In Tokyo on Wednesday, the Nikkei 225 fell 1.2%. The Shanghai Composite was down 0.2%, while the Hang Seng Index fell 0.5%. In Sydney, the S&P/ASX 200 fell 1.3%.
In London, grocers were on the decline, with Tesco down 1.6% and Sainsbury's falling 0.9%, after reports the Treasury asked supermarkets to limit food prices in return for the lifting of some regulations.
The proposals would see shops voluntarily cap the prices of essential groceries such as eggs, bread and milk, according to the Financial Times. The Treasury has said it would in return offer supermarkets "incentives" which may include easing packaging policies and delay potentially costly changes to healthy food rules, the newspaper said.
However, a minister has said the government is not urging supermarkets to voluntarily cap the prices of essential groceries.
Treasury minister Dan Tomlinson said "this isn't something we're looking at" when asked if there had been conversations with supermarkets about bringing in price caps.
Marks & Spencer added 2.0%. It recorded a rise in annual revenue, but profit declined on rising costs and a GBP131 million hit from a cyber attack.
The clothing, homewares and food retailer said pretax profit in the year to March 28 declined 29% to GBP364.6 million from GBP511.8 million.
"Profitability was impacted by the incident in the first half but showed good progress in the second half," M&S explained.
In addition, it said operating costs increased amid rising employee pay, national insurance contributions and new store openings.
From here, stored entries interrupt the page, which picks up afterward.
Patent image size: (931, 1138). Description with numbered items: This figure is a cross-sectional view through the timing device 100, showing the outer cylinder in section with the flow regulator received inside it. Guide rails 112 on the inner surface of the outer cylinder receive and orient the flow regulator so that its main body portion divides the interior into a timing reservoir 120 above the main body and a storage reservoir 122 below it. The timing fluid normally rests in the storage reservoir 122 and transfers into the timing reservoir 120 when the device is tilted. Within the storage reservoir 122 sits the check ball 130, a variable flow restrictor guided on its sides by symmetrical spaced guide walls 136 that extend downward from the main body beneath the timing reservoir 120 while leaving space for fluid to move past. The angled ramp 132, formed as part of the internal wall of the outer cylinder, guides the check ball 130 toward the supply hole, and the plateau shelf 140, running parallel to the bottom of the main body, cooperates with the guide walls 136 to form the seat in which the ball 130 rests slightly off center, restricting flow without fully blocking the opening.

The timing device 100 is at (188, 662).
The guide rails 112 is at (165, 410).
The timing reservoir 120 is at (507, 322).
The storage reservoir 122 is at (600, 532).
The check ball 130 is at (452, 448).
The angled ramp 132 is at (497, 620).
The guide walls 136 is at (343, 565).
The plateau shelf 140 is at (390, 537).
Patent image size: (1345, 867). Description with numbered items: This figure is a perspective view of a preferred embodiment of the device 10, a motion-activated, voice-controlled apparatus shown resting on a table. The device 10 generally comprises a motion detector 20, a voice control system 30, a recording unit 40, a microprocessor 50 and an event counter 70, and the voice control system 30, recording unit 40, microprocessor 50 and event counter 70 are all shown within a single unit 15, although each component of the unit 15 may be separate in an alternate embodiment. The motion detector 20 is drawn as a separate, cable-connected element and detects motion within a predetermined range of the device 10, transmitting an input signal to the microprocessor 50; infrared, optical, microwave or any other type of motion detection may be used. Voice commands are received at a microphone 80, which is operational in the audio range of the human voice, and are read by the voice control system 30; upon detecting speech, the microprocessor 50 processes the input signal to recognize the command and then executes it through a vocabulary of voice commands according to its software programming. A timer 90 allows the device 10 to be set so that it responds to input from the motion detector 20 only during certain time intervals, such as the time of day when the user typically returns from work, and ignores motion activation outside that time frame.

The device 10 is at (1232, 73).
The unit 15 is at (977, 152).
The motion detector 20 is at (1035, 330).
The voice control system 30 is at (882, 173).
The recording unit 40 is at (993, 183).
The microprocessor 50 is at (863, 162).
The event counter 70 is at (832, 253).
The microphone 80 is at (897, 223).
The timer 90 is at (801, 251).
But revenue was on the up, surging 25% to GBP17.27 billion from GBP13.82 billion.
Looking ahead, Chief Executive Stuart Machin warns of a "triple whammy" to the retail sector, amid rising tax, a "greater regulatory burden" and global conflict.
Experian was the worst large-cap performer, down 4.4%. The provider of consumer credit score checking, fraud detection and credit application processing said pretax profit in the year to March 31 increased 26% to USD1.95 billion from USD1.55 billion, with revenue up 12% to USD8.45 billion from USD7.52 billion.
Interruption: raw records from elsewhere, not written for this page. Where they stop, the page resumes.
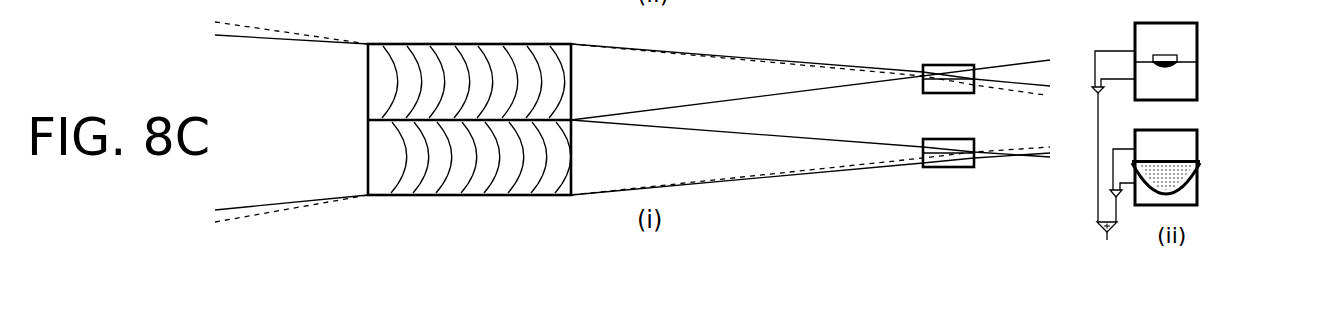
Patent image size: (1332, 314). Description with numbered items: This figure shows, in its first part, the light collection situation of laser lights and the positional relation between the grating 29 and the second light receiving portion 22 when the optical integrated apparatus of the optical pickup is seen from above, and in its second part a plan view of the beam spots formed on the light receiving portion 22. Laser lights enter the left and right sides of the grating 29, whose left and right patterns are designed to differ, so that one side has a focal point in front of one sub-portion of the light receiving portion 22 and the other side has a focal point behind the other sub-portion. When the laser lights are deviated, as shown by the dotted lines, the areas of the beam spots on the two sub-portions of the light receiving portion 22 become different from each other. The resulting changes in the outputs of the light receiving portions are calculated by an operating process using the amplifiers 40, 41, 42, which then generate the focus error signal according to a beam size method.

The second light receiving portion 22 is at (1222, 165).
The grating 29 is at (500, 44).
The amplifier 40 is at (1095, 93).
The amplifier 41 is at (1124, 198).
The amplifier 42 is at (1100, 233).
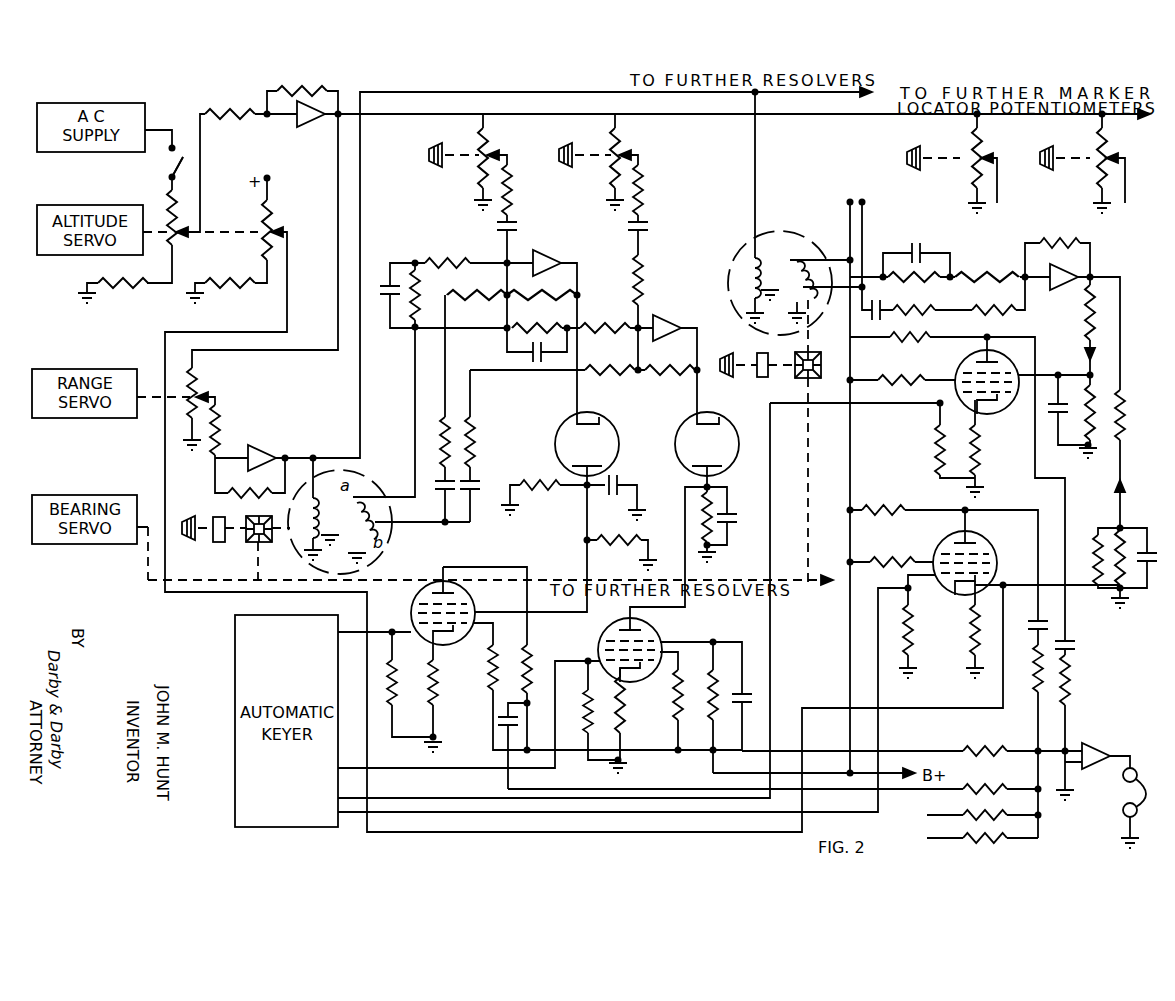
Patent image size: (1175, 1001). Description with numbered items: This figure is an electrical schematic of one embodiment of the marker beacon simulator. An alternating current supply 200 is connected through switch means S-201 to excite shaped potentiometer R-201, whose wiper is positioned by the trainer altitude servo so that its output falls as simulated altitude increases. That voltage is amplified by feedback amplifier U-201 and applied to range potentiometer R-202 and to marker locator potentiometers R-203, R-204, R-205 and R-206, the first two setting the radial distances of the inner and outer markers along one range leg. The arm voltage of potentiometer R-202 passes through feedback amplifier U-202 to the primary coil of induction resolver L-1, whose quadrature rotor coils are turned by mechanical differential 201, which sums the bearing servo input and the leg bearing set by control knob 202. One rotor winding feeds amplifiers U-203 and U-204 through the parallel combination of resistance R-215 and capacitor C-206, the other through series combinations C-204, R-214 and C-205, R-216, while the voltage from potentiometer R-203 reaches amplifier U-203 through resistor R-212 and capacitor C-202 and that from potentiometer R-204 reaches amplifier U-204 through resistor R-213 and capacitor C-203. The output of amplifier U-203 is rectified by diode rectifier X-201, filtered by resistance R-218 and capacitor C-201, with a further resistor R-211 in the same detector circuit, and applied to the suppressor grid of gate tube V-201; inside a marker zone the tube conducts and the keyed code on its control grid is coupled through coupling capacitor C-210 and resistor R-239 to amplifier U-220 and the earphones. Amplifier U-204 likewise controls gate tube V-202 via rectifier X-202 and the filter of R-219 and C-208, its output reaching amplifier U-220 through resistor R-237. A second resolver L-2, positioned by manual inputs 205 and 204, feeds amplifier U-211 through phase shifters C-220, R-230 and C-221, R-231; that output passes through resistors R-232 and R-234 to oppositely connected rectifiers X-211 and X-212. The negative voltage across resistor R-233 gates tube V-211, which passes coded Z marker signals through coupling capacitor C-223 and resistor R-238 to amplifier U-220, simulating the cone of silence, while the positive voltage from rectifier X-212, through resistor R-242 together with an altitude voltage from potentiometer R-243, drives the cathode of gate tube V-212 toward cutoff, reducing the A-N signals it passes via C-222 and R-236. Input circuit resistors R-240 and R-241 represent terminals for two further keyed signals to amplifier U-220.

The alternating current supply 200 is at (102, 86).
The switch means S-201 is at (179, 134).
The shaped potentiometer R-201 is at (164, 210).
The feedback amplifier U-201 is at (319, 123).
The potentiometer R-243 is at (276, 230).
The marker locator potentiometer R-203 is at (486, 140).
The marker locator potentiometer R-204 is at (618, 140).
The marker locator potentiometer R-205 is at (956, 155).
The marker locator potentiometer R-206 is at (1081, 155).
The resistor R-212 is at (540, 176).
The resistor R-213 is at (672, 176).
The capacitor C-202 is at (545, 222).
The capacitor C-203 is at (676, 222).
The resistance R-215 is at (432, 257).
The amplifier U-203 is at (590, 252).
The capacitor C-206 is at (386, 314).
The amplifier U-204 is at (698, 318).
The resolver L-2 is at (825, 243).
The capacitor C-220 is at (935, 243).
The resistor R-230 is at (938, 272).
The capacitor C-221 is at (881, 308).
The resistor R-231 is at (953, 310).
The amplifier U-211 is at (1068, 298).
The resistor R-232 is at (1086, 312).
The rectifier X-211 is at (1085, 349).
The manual positioning input 205 is at (740, 345).
The manual positioning input 204 is at (835, 352).
The gate tube V-211 is at (954, 370).
The resistor R-233 is at (1050, 436).
The resistor R-234 is at (1108, 440).
The rectifier X-212 is at (1111, 493).
The resistor R-242 is at (1096, 550).
The potentiometer R-202 is at (204, 390).
The feedback amplifier U-202 is at (290, 443).
The induction resolver L-1 is at (385, 478).
The capacitor C-204 is at (382, 488).
The resistor R-214 is at (467, 412).
The resistor R-216 is at (510, 436).
The capacitor C-205 is at (510, 470).
The diode rectifier X-201 is at (632, 408).
The rectifier X-202 is at (742, 408).
The resistance R-218 is at (550, 500).
The capacitor C-201 is at (640, 480).
The capacitor C-208 is at (736, 508).
The resistor R-211 is at (620, 548).
The resistor R-219 is at (710, 547).
The control knob 202 is at (194, 540).
The mechanical differential 201 is at (272, 542).
The gate tube V-212 is at (940, 543).
The pentode vacuum tube V-201 is at (410, 608).
The gate tube V-202 is at (602, 648).
The coupling capacitor C-210 is at (499, 728).
The coupling capacitor C-222 is at (1045, 615).
The coupling capacitor C-223 is at (1070, 640).
The resistor R-238 is at (1066, 660).
The resistor R-236 is at (1067, 680).
The amplifier U-220 is at (1108, 735).
The resistor R-237 is at (1010, 740).
The resistor R-239 is at (1010, 774).
The input circuit resistor R-240 is at (1010, 806).
The input circuit resistor R-241 is at (1010, 830).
Revenue was in line with consensus. Benchmark earnings per share rose 15% to 179.8 cents, beating consensus of 179.2 cents. Experian lifted its total dividend to 69.25 cents per share from 62.50, but below consensus of 70.0 cents.
Looking ahead, it expects total revenue growth between 8% and 11%, which would imply a range of GBP9.12 billion to GBP9.37 billion. Consensus for financial 2027 stands at GBP9.16 billion.
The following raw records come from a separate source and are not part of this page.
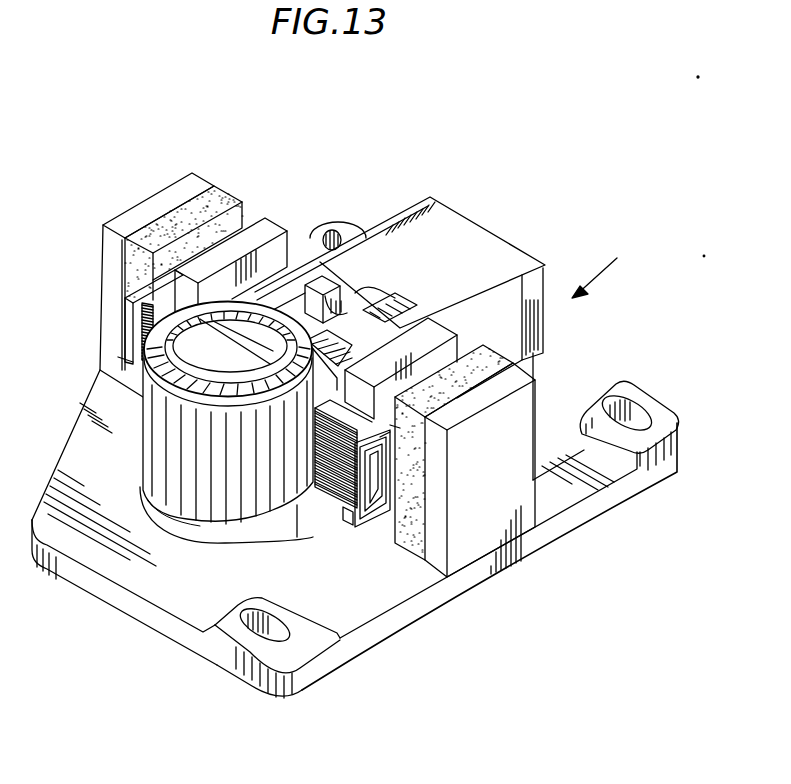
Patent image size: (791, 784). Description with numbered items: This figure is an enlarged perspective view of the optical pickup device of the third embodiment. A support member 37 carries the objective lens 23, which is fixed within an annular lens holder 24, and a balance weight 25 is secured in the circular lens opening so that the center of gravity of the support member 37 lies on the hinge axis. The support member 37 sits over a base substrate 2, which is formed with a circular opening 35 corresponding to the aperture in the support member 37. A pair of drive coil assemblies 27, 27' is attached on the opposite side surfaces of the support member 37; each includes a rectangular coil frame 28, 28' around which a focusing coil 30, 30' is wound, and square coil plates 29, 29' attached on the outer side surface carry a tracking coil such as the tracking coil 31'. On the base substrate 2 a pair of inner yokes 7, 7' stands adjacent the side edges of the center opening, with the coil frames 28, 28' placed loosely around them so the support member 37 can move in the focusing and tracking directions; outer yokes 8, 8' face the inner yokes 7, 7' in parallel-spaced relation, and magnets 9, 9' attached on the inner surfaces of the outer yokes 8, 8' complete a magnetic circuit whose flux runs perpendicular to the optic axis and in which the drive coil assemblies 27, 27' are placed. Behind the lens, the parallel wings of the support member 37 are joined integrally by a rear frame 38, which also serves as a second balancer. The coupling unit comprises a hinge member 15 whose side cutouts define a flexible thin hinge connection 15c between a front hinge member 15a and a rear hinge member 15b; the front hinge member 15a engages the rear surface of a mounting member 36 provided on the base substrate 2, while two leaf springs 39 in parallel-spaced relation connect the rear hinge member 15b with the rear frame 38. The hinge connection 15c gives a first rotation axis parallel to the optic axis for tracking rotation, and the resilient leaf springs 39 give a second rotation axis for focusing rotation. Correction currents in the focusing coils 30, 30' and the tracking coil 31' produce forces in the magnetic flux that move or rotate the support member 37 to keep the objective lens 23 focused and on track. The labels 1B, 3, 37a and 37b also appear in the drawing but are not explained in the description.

The section view indicator 1B is at (607, 275).
The base substrate 2 is at (222, 657).
The mounting holes 3 is at (282, 638).
The inner yoke 7 is at (231, 244).
The inner yoke 7' is at (424, 364).
The outer yoke 8 is at (157, 245).
The outer yoke 8' is at (480, 486).
The magnet 9 is at (186, 217).
The magnet 9' is at (454, 487).
The hinge member 15 is at (318, 283).
The front hinge member 15a is at (408, 312).
The rear hinge member 15b is at (372, 342).
The hinge connection 15c is at (338, 240).
The objective lens 23 is at (203, 353).
The lens holder 24 is at (180, 412).
The balance weight 25 is at (232, 522).
The drive coil assembly 27 is at (86, 305).
The drive coil assembly 27' is at (373, 548).
The rectangular coil frame 28 is at (117, 298).
The rectangular coil frame 28' is at (442, 442).
The square coil plate 29 is at (92, 351).
The square coil plate 29' is at (437, 463).
The focusing coil 30 is at (102, 332).
The focusing coil 30' is at (343, 490).
The tracking coil 31' is at (422, 481).
The circular opening 35 is at (186, 520).
The mounting member 36 is at (332, 352).
The support member 37 is at (143, 432).
The front wall 37a is at (297, 505).
The side wall 37b is at (540, 335).
The rear frame 38 is at (526, 268).
The leaf spring 39 is at (480, 235).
RS Group added 9.7%, as it announced a GBP100 million buyback and reported annual profit increased, despite "challenging markets".
The industrial and electronics products distributor said pretax profit in the year to March 31 was up 6.8% to GBP220 million from GBP206 million, with revenue edging down 0.8% to GBP2.88 billion from GBP2.90 billion.
Impax Asset Management fell 3.6% as it reported weaker assets under management on stubborn outflows in its listed equities segment. Assets under management at the March 31 half-year end stood at GBP22.31 billion, declining from GBP26.06 billion at the end of September. It reported a net outflow of GBP3.64 billion, including GBP3.53 billion from the listed equities offering alone.
Impax added: "Since January 2026, after an unusually difficult three-year period for many investment managers like Impax that focus on actively managed thematic strategies, markets have been considerably more favourable. 70% of our AUM has outperformed generic indices since the beginning of the calendar year, notwithstanding the market turbulence in March following the start of the conflict in Iran.
"However, as many asset owners base their investment decisions on historical numbers over at least one year, we continued to see relatively high net outflows during the period, at GBP3.6 billion, which were driven principally by redemptions from institutional investors. Our wholesale channel continues to see a gradually improving trajectory, albeit also currently in net outflows. Against this backdrop we are working hard to slow net outflows, are refining our existing strategy and have taken steps to further improve our operating efficiency and reduce complexity within the business."
Half-year pretax profit fell 56% on-year to GBP8.2 million from GBP18.6 million. Revenue weakened 23% to GBP58.8 million from GBP76.5 million.